Предчувствие ее не обмануло. Среди деревьев стоял укутанный в длинную хламиду мужчина и пристально смотрел на нее. Он был смугл. Пока Лорна с тревогой следила за ним, мужчина разматывал с шеи длинный шарф и крадучись стал подбираться к ней.

— Что вам нужно? — вскрикнула она. На нее в упор смотрели коварные черные глаза, по которым Лорна ясно поняла, что ему нужна она. Девушка повернулась, чтобы бежать, но закричала от боли и ужаса, когда длинная рука настигла ее и темные пальцы схватили за волосы. Грязный белый шарф закрыл ей рот, заглушив визг, рвавшийся из горла, затем еще и еще раз обвился вокруг головы; после этого мужчина заломил ей за спину руки и связал их длинными концами шарфа.

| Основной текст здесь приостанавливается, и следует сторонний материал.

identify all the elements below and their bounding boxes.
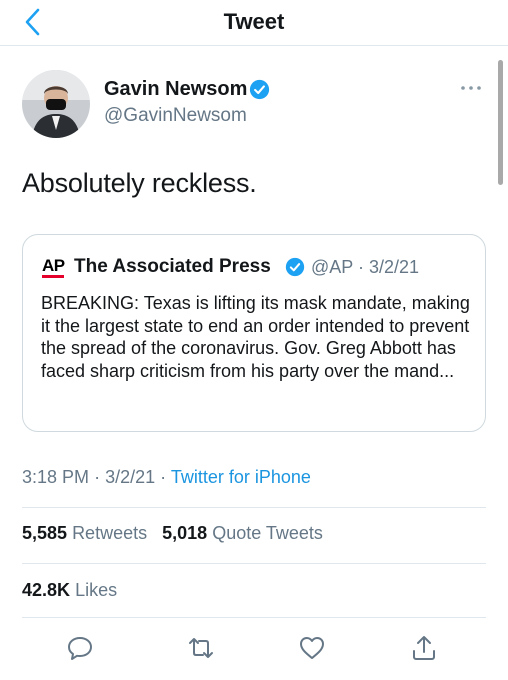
share-button[interactable] [408,632,440,664]
more-options-button[interactable] [456,80,486,96]
ap-logo: AP [42,256,65,275]
tweet-time: 3:18 PM [22,467,90,487]
verified-badge-icon [285,257,305,277]
divider [22,617,486,618]
ap-logo-underline [42,275,64,278]
more-dots-icon [461,86,481,90]
separator-dot: · [160,467,167,487]
share-icon [413,636,435,660]
likes-label: Likes [75,580,118,600]
tweet-date: 3/2/21 [105,467,156,487]
reply-button[interactable] [64,632,96,664]
author-handle[interactable]: @GavinNewsom [104,105,247,127]
top-nav-bar: Tweet [0,0,508,46]
page-title: Tweet [223,9,285,34]
likes-count: 42.8K [22,580,71,600]
avatar[interactable] [22,70,90,138]
avatar-photo [22,70,90,138]
tweet-text: Absolutely reckless. [22,168,257,198]
stats-row: 5,585 Retweets 5,018 Quote Tweets [22,523,323,544]
quote-author-name: The Associated Press [74,256,271,277]
quote-tweets-stat[interactable]: 5,018 Quote Tweets [162,523,323,543]
separator-dot: · [357,257,364,277]
quote-tweets-label: Quote Tweets [212,523,323,543]
retweets-stat[interactable]: 5,585 Retweets [22,523,152,543]
divider [22,563,486,564]
reply-icon [68,637,92,660]
like-button[interactable] [296,632,328,664]
quote-date: 3/2/21 [369,257,420,277]
retweet-button[interactable] [185,632,217,664]
author-name[interactable]: Gavin Newsom [104,78,247,101]
quote-author-handle: @AP [311,257,353,277]
source-link[interactable]: Twitter for iPhone [171,467,311,487]
tweet-timestamp: 3:18 PM · 3/2/21 · Twitter for iPhone [22,467,311,488]
quote-tweets-count: 5,018 [162,523,208,543]
quoted-tweet-card[interactable]: AP The Associated Press @AP · 3/2/21 BRE… [22,234,486,432]
quote-text: BREAKING: Texas is lifting its mask mand… [41,293,470,381]
retweets-count: 5,585 [22,523,68,543]
separator-dot: · [94,467,101,487]
retweets-label: Retweets [72,523,148,543]
verified-badge-icon [249,79,270,100]
divider [22,507,486,508]
likes-stat[interactable]: 42.8K Likes [22,580,117,601]
scrollbar[interactable] [498,60,503,185]
retweet-icon [189,638,213,658]
heart-icon [300,637,324,659]
quote-meta: @AP · 3/2/21 [311,257,419,278]
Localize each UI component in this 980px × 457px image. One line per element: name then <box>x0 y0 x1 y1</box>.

Она боролась, даже лягалась и сделала отчаянную попытку убежать, но араб сбил ее с ног, а затем грубым рывком поднял. Снова его маленькие хитрые глазки внимательно взглянули на нее; он толчком дал ей понять, что надо идти. Обогнув развалины дома, они вышли к деревьям на другой стороне оазиса; там, отмахиваясь от песчаных мух роскошным длинным хвостом, стоял великолепный вороной жеребец.

Жеребец был привязан к дереву и нервно отпрянул в сторону, когда похититель толкнул Лорну к нему. На боках животного девушка заметила следы шпор, которые были привязаны к сапогам араба. Грубой рукой тот швырнул Лорну поперек крупа и сам вспрыгнул в алое седло. Конь уперся, встал на дыбы и пронзительно заржал, когда араб, резко дернув поводья, повернул его в глубь пустыни.